Questo tipo di gestione, va detto, non è una novità assoluta nel panorama degli assistenti AI. Altri chatbot e piattaforme concorrenti adottano da tempo meccanismi simili di limitazione. Ma il punto è proprio questo: chi usava Gemini lo faceva anche perché, fino a poco tempo fa, l’esperienza era diversa. Più generosa, più libera, senza quei paletti che rendono l’interazione frustrante. Ora che Google ha deciso di allinearsi al modello della concorrenza, il contraccolpo è stato immediato.
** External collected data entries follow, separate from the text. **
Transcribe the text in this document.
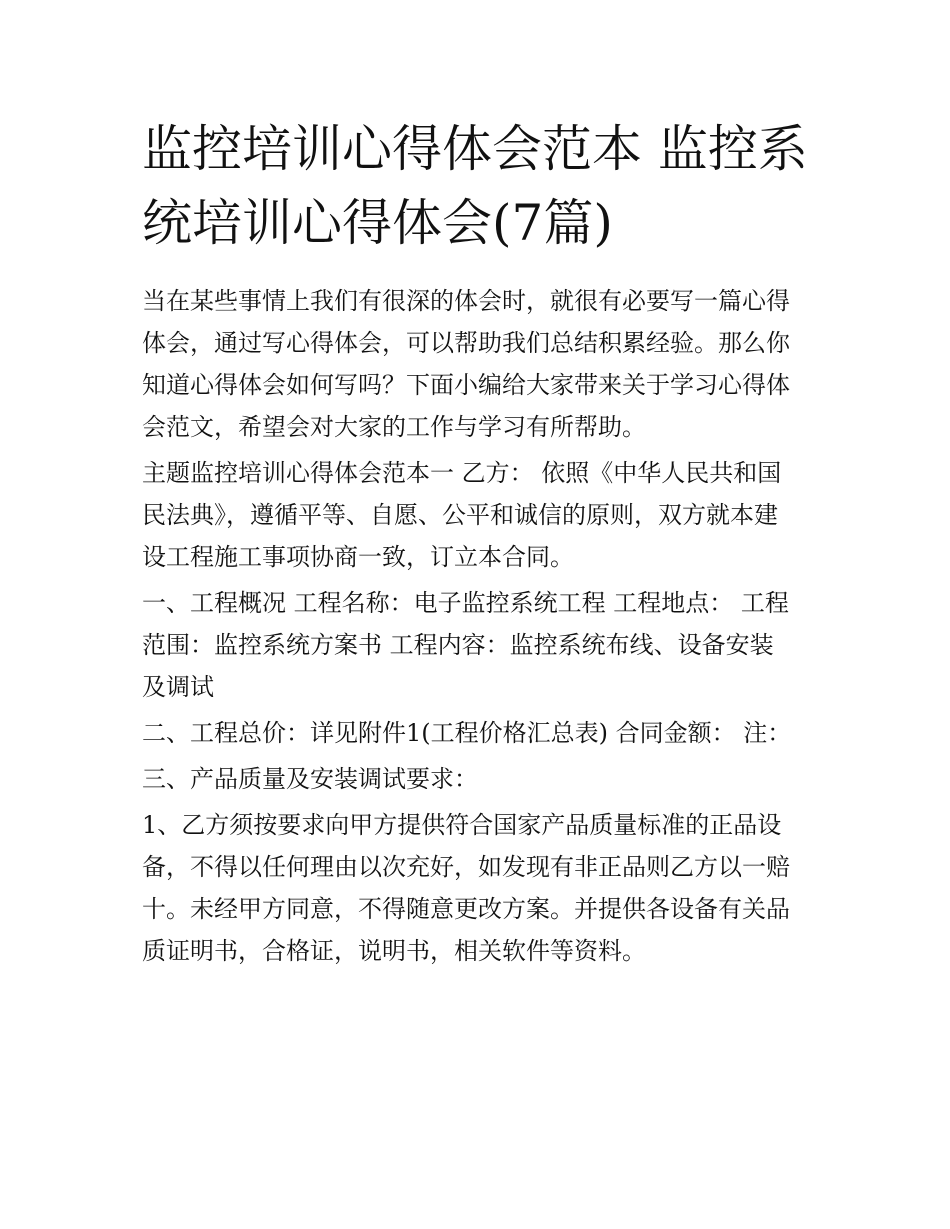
监控培训心得体会范本 监控系
统培训心得体会(7篇)

当在某些事情上我们有很深的体会时，就很有必要写一篇心得
体会，通过写心得体会，可以帮助我们总结积累经验。那么你
知道心得体会如何写吗？下面小编给大家带来关于学习心得体
会范文，希望会对大家的工作与学习有所帮助。

主题监控培训心得体会范本一 乙方： 依照《中华人民共和国
民法典》，遵循平等、自愿、公平和诚信的原则，双方就本建
设工程施工事项协商一致，订立本合同。

一、工程概况 工程名称：电子监控系统工程 工程地点： 工程
范围：监控系统方案书 工程内容：监控系统布线、设备安装
及调试

二、工程总价：详见附件1(工程价格汇总表) 合同金额： 注：

三、产品质量及安装调试要求：

1、乙方须按要求向甲方提供符合国家产品质量标准的正品设
备，不得以任何理由以次充好，如发现有非正品则乙方以一赔
十。未经甲方同意，不得随意更改方案。并提供各设备有关品
质证明书，合格证，说明书，相关软件等资料。
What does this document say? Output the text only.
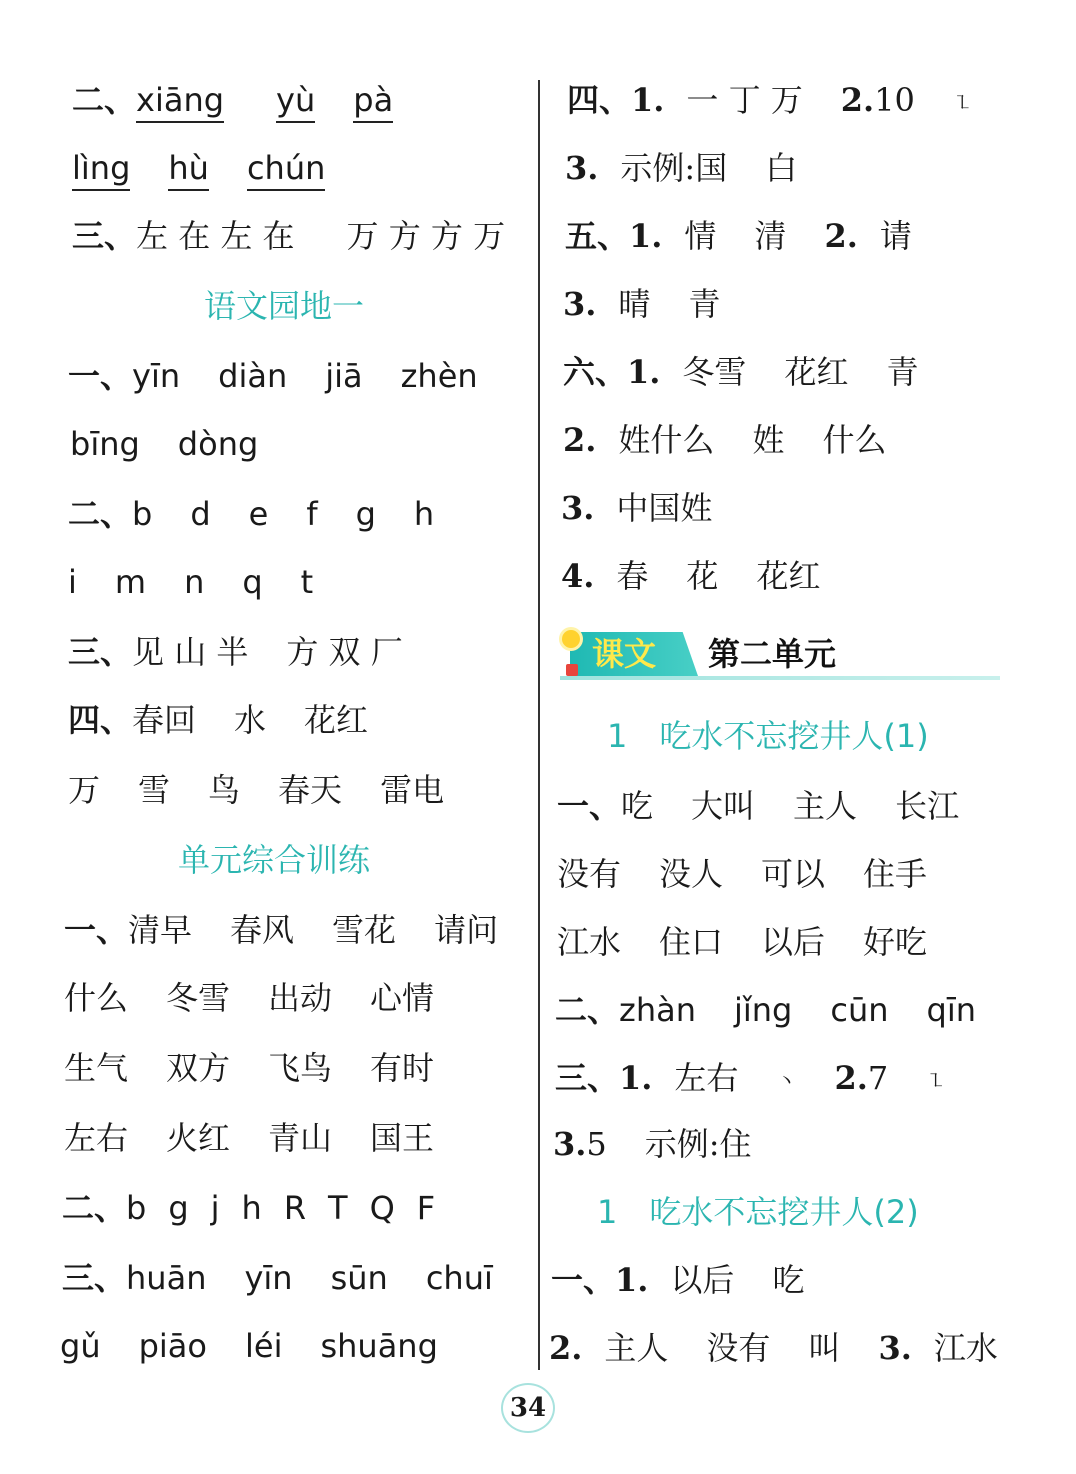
二、xiāng yù pà
lìng hù chún
三、左 在 左 在 万 方 方 万
语文园地一
一、yīn diàn jiā zhèn
bīng dòng
二、b d e f g h
i m n q t
三、见 山 半 方 双 厂
四、春回 水 花红
万 雪 鸟 春天 雷电
单元综合训练
一、清早 春风 雪花 请问
什么 冬雪 出动 心情
生气 双方 飞鸟 有时
左右 火红 青山 国王
二、b g j h R T Q F
三、huān yīn sūn chuī
gǔ piāo léi shuāng
四、1. 一 丁 万 2.10 ㇅
3. 示例:国 白
五、1. 情 清 2. 请
3. 晴 青
六、1. 冬雪 花红 青
2. 姓什么 姓 什么
3. 中国姓
4. 春 花 花红
课文 第二单元
1　吃水不忘挖井人(1)
一、吃 大叫 主人 长江
没有 没人 可以 住手
江水 住口 以后 好吃
二、zhàn jǐng cūn qīn
三、1. 左右 丶 2.7 ㇅
3.5 示例:住
1　吃水不忘挖井人(2)
一、1. 以后 吃
2. 主人 没有 叫 3. 江水
34
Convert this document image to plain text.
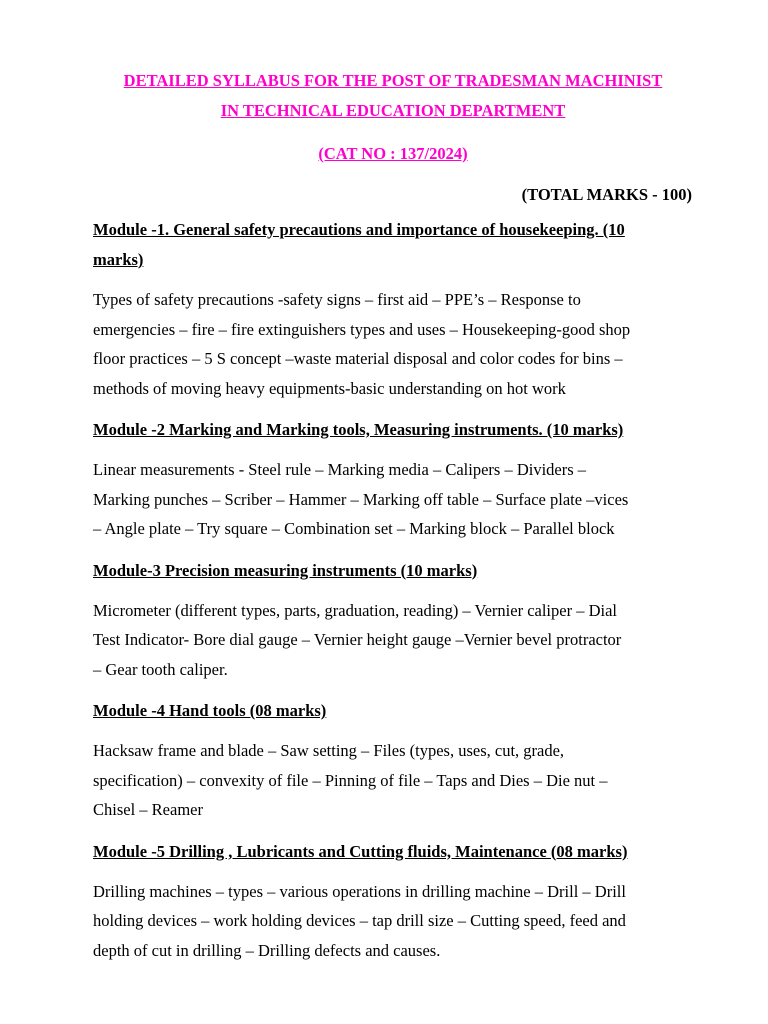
DETAILED SYLLABUS FOR THE POST OF TRADESMAN MACHINIST

IN TECHNICAL EDUCATION DEPARTMENT

(CAT NO : 137/2024)

(TOTAL MARKS - 100)

Module -1. General safety precautions and importance of housekeeping. (10
marks)

Types of safety precautions -safety signs – first aid – PPE’s – Response to
emergencies – fire – fire extinguishers types and uses – Housekeeping-good shop
floor practices – 5 S concept –waste material disposal and color codes for bins –
methods of moving heavy equipments-basic understanding on hot work

Module -2 Marking and Marking tools, Measuring instruments. (10 marks)

Linear measurements - Steel rule – Marking media – Calipers – Dividers –
Marking punches – Scriber – Hammer – Marking off table – Surface plate –vices
– Angle plate – Try square – Combination set – Marking block – Parallel block

Module-3 Precision measuring instruments (10 marks)

Micrometer (different types, parts, graduation, reading) – Vernier caliper – Dial
Test Indicator- Bore dial gauge – Vernier height gauge –Vernier bevel protractor
– Gear tooth caliper.

Module -4 Hand tools (08 marks)

Hacksaw frame and blade – Saw setting – Files (types, uses, cut, grade,
specification) – convexity of file – Pinning of file – Taps and Dies – Die nut –
Chisel – Reamer

Module -5 Drilling , Lubricants and Cutting fluids, Maintenance (08 marks)

Drilling machines – types – various operations in drilling machine – Drill – Drill
holding devices – work holding devices – tap drill size – Cutting speed, feed and
depth of cut in drilling – Drilling defects and causes.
Abbonamenti cancellati e un esodo che racconta tanto
La risposta di una parte degli utenti è stata drastica: cancellare l’abbonamento. Un gesto che pesa, soprattutto se si considera che chi paga per un servizio premium si aspetta di poterlo usare senza trovarsi davanti a muri invisibili dopo pochi scambi. L’impressione diffusa è che i nuovi limiti di Gemini penalizzino proprio la fascia di utenza più coinvolta e più disposta a pagare per un servizio all’altezza.
Il malcontento non è rimasto confinato ai soliti canali, ma ha generato discussioni accese un po’ ovunque. E il fatto che Google non abbia fornito, almeno per ora, strumenti chiari per gestire o quantificare il proprio utilizzo rende la situazione ancora più irritante per chi si trova a dover fare i conti con blocchi improvvisi. Un meccanismo a finestre di 5 ore senza alcuna trasparenza su cosa effettivamente consumi di più e cosa meno: è questo, in fondo, il cuore della polemica che sta accompagnando i nuovi limiti di Gemini.